Masaaki Hirano (平野 雅章, Hirano Masaaki) was a Japanese food historian from the city of Futtsu, Chiba. He was a courtesy member of the Cultural Academic Society. He wrote under the pen name Masaaki.

==Biography==
He was a graduate of the psychology section of the literature department of Waseda University. While attending university, he served as an apprentice to Kitaoji Rosanjin to study the fine arts of cooking. Afterwards, he worked in the editorial office at the magazine Housewife’s Friend. He wrote about the cultural history of Japanese food.
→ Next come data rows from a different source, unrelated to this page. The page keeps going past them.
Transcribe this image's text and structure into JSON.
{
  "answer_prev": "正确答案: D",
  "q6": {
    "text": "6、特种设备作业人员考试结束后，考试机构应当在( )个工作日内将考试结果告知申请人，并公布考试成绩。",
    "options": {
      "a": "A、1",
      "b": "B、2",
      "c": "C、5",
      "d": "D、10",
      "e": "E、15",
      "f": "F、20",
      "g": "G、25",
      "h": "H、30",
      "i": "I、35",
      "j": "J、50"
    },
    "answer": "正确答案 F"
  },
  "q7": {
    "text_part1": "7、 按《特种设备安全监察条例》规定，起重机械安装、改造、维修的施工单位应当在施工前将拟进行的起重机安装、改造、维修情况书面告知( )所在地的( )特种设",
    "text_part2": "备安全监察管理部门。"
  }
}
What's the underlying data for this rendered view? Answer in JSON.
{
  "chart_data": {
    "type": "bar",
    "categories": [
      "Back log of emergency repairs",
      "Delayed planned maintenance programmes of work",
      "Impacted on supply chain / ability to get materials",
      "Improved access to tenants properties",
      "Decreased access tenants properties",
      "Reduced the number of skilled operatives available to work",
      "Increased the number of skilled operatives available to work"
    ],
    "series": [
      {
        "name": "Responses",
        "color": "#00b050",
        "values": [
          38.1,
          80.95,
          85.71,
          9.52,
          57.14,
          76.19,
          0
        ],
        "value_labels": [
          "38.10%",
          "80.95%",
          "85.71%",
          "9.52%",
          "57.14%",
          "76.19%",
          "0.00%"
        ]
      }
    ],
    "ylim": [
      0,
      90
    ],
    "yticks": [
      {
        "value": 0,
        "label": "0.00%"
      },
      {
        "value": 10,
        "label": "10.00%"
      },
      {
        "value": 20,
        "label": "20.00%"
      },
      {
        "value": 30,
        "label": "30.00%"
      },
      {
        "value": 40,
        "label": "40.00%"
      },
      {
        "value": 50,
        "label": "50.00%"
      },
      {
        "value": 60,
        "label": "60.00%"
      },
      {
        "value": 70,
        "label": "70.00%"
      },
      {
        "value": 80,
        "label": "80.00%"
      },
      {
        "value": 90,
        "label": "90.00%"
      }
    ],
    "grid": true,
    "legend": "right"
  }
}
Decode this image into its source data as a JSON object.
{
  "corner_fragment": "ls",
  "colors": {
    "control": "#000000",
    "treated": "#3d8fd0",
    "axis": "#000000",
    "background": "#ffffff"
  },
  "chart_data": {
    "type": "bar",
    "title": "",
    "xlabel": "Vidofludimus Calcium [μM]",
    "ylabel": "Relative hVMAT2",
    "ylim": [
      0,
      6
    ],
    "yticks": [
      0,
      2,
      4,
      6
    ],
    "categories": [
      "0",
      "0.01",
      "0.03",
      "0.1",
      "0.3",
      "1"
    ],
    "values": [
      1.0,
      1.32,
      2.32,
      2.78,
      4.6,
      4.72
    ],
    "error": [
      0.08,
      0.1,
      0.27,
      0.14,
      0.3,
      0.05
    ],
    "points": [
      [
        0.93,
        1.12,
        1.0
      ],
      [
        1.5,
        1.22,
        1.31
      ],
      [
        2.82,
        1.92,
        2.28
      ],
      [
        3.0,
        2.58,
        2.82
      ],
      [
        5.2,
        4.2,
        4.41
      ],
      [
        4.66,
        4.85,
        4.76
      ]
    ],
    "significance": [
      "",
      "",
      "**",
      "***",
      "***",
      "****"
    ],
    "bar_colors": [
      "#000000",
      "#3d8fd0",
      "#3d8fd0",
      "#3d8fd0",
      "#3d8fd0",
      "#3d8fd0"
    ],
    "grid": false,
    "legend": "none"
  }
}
He was one of the regular judges on the Fuji TV Corporation hit program Iron Chef, where he bore the title “Rosanjin Scholar”. Asako Kishi was also a regular judge on the program, and was a coworker of Masaaki’s while he worked at Housewife’s Friend.

He appeared in the "Seed of Trivia” segment of “Hey! Spring of Trivia” (broadcast on November 11, 2005) where he addressed the issue of “broth from which brand of cup of Ramen best complemented cold rice”. The other judges were food critic Mita Morio, cooking researcher Eiko Egaki, and the owner of Passion restaurant Andre Passion.

Hirano died in November 2008 of a heart attack.